Note: if you ever get the error “DIM MISMATCH”

- That means the dimensions (or lengths) of your two lists do not match. So go back to the lists and fix them.

- If you get this error message when you weren’t even trying to use lists (probably you were trying to get a graph or statistical plot), then go to the “y=” screen and see if any of the “Plot”s listed at the top are highlighted and if so, un-highlight it. [Sometimes a Plot is turned on when you are not trying to make a plot but rather to do something else, but if the lists for that Plot that you don’t even want have dimensions that are mismatched, the calculator lets you know. So you must turn off the plot. Or if you wanted the plot, fix the lists.]

Comparing measures of center in histograms

When the data distribution is approximately symmetric, then the mean and median are approximately equal.

Below are examples of the effect on mean and median of skewed data distributions.

[Info in OLI text page 21.]

Example of a skewed-right distribution

frequency

Data Values

Mode

• One approach: Mode is the class with the greatest frequency. Two classes are the mode here. Class from 100-150 and Class from 150-200.

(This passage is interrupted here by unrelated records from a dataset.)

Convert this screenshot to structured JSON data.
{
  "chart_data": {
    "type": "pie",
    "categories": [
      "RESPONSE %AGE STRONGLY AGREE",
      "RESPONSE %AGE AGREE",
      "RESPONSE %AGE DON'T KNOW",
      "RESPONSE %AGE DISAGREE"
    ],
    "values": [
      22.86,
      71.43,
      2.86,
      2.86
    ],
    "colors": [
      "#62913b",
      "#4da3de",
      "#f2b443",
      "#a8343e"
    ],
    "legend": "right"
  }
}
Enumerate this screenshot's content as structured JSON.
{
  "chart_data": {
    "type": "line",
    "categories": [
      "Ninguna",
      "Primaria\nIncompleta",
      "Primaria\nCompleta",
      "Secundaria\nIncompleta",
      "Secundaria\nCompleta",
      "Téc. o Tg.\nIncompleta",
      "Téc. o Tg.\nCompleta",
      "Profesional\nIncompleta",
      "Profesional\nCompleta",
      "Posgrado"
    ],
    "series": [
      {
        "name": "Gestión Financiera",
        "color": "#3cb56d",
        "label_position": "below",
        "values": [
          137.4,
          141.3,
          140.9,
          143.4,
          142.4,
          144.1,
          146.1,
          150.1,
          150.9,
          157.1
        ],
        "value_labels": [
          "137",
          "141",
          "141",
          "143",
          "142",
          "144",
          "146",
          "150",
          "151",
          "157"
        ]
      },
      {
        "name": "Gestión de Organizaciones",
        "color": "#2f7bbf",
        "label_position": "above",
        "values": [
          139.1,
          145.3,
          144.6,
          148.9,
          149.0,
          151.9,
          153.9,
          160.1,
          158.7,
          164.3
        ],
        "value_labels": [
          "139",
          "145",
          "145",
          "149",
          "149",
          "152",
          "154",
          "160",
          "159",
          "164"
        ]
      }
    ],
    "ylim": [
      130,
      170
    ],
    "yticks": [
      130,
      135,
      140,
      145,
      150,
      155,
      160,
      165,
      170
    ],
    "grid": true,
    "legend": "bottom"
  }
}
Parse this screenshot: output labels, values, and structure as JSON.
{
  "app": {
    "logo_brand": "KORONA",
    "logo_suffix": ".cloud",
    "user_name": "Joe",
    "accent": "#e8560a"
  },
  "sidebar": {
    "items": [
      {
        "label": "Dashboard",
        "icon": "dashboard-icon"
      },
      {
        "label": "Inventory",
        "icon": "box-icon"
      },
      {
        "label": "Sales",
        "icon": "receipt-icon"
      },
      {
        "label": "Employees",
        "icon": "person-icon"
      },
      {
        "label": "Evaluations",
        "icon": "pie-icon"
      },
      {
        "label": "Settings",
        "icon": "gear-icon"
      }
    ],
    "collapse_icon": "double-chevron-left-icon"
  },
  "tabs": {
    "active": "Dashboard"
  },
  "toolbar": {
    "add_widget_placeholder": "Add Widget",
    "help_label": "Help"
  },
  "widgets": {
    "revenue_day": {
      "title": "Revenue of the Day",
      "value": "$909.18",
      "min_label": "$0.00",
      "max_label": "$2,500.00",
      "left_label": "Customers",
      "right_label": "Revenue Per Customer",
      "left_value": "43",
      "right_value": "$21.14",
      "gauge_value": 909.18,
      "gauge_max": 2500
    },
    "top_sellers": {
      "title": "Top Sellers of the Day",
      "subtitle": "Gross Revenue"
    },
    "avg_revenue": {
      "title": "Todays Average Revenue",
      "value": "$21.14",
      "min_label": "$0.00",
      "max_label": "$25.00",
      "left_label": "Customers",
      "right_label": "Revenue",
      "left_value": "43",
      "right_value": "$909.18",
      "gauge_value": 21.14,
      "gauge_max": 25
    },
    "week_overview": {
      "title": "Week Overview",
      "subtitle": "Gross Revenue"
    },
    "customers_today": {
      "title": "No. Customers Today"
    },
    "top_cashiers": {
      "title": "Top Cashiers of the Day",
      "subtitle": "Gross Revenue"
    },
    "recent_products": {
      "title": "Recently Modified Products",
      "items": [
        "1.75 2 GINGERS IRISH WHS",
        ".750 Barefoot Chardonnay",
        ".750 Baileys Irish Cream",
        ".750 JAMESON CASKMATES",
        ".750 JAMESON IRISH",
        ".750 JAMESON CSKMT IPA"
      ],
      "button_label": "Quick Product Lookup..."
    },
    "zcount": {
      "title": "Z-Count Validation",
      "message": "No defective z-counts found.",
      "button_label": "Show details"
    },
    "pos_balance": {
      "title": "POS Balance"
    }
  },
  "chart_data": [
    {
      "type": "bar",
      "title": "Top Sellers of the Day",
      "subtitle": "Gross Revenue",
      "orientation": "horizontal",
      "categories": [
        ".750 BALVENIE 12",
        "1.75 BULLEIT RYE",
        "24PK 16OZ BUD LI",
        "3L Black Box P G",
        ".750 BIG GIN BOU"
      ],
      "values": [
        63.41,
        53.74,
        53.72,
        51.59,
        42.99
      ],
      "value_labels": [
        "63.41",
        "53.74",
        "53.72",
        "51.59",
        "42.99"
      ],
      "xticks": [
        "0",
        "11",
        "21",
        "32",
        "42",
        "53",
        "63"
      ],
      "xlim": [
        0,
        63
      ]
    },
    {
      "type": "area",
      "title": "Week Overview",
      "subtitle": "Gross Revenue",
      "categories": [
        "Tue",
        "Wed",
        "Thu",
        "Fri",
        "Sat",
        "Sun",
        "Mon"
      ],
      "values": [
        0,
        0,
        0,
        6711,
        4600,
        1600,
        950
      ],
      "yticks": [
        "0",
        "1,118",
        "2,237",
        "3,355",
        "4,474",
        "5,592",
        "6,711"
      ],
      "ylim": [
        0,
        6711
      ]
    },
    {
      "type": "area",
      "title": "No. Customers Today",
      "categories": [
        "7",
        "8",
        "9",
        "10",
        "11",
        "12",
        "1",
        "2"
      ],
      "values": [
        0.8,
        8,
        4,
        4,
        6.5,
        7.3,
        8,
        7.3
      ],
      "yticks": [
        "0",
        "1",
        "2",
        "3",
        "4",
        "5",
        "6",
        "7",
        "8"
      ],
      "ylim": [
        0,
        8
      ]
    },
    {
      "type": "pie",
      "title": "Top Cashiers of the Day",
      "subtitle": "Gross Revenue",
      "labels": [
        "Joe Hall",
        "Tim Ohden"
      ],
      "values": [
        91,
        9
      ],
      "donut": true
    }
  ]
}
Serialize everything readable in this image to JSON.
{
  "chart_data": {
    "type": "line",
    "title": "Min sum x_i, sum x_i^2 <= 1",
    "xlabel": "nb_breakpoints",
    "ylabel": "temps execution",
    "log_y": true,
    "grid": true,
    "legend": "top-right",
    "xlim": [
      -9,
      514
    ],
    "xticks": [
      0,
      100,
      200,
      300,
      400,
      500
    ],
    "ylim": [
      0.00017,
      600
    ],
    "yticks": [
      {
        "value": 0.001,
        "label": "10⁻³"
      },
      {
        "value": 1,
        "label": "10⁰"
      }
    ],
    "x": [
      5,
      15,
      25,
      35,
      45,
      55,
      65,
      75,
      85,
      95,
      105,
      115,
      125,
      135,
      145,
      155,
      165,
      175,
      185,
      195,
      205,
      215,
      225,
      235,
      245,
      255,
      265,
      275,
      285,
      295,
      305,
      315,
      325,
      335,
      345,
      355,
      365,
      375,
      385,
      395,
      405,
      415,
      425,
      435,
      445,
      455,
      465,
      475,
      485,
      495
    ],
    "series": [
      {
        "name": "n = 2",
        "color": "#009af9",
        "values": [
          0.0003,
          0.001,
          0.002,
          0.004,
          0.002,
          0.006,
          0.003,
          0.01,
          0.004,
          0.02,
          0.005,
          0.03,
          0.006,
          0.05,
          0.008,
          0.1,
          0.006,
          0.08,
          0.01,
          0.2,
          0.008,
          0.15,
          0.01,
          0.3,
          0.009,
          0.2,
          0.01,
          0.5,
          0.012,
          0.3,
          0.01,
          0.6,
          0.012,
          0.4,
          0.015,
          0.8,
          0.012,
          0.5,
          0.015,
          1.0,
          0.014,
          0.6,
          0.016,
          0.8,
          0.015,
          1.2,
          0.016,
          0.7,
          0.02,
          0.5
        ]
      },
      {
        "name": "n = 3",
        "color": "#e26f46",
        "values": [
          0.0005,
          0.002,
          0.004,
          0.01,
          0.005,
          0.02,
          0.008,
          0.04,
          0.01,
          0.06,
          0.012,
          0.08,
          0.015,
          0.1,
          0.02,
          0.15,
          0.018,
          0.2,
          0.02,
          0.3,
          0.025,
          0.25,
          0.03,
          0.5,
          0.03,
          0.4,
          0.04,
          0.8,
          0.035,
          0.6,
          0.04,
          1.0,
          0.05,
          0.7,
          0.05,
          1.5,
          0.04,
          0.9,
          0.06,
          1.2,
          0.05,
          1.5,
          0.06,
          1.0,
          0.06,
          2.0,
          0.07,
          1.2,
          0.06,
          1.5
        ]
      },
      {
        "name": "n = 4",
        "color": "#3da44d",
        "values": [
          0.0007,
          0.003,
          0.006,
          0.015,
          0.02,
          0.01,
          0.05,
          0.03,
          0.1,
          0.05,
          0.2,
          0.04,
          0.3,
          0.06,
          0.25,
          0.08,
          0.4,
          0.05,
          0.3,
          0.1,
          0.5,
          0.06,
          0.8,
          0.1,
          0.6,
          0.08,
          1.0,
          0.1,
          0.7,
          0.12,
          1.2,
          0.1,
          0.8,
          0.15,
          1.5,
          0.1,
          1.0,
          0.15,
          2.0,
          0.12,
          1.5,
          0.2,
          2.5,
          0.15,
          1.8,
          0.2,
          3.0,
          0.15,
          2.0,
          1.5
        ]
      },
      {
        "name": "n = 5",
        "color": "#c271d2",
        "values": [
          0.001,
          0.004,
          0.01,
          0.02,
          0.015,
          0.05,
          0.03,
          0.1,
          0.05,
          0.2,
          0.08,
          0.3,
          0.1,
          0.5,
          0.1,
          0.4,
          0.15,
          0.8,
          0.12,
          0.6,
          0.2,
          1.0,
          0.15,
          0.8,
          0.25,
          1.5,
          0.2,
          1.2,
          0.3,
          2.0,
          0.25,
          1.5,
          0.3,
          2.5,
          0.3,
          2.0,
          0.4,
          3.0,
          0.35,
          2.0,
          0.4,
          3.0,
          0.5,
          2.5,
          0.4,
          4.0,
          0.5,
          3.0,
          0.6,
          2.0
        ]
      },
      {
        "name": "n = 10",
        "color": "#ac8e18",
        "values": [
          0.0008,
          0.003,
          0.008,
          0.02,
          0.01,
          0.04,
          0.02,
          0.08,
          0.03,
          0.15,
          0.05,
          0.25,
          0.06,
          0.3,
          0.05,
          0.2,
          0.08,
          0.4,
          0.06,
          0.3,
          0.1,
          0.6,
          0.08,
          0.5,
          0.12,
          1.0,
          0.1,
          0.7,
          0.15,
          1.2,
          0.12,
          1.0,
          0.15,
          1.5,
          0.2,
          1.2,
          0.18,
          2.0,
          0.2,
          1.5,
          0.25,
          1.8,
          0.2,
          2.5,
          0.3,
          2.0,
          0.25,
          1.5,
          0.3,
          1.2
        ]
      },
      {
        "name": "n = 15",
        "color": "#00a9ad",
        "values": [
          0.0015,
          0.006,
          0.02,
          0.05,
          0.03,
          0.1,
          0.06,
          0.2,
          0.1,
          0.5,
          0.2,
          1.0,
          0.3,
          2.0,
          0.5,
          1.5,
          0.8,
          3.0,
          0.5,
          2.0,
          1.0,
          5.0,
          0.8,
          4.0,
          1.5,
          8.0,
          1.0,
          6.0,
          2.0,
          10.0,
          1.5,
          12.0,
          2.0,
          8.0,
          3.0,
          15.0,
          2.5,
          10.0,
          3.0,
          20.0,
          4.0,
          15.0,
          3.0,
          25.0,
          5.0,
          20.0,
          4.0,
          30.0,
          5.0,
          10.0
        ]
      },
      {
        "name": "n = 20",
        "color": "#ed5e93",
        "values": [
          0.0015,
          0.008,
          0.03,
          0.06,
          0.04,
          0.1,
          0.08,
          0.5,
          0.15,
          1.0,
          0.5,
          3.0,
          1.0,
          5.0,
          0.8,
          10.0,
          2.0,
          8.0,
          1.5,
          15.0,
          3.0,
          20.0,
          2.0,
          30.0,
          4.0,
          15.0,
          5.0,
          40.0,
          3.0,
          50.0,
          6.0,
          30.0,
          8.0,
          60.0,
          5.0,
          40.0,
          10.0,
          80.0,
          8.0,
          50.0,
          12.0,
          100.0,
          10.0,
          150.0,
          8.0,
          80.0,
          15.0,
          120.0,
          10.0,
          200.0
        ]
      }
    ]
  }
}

• Another approach: The mode is the Midpoint of the class(es) with the greatest frequency. In this case there would be two modes since two classes have equal greatest frequency. The modes are 125 and 175 (since those are the midpoints of the modal classes).

Median

• The median is the location along the horizontal axis where half the data values are less than it and half the data values are greater than it. This is equivalent to saying that half the area of the histogram is to the left and half the area is to the right. Clearly the value of 150 (which is the middle of the Mode values) has more area to the right of it than to the left. So the median is larger than 150.

Mean

• The mean is the measure of center that is strongly affected by extreme values. In this histogram there are some extreme values to the right (these are “extreme” in the sense that they are clearly farther from the median than any other data values). The mean will be “pulled to the right” by these extreme data values on the right. When we say “pulled to the right” we are indicating that the mean will be pulled to the right of the median.

Mean v. Median

• Suppose someone says “the two numbers 225 and 255 are measures of center, but I don’t know which is the mean and which is the median”. We can be sure that 225 is the median and 255 is the mean – because the mean is “pulled to the right” by the extreme values on the right, so the mean is greater than the median.

Example of a skewed-right distribution

Salary histograms are more typically skewed right, but this one is skewed left (perhaps some part-time employees account for that).

From:

Mode

• The modal class is 55-65 (the class with the greatest frequency)

• The modal value determined as the midpoint of that class is 60.

Median

• The median is the location along the horizontal axis where half the data values are less than it and half the data values are greater than it. This is equivalent to saying that half the area of the histogram is to the left and half the area is to the right. Clearly the value of 60 (which is the modal value) has more area to the left of it than to the right. So the median salary is less than 60.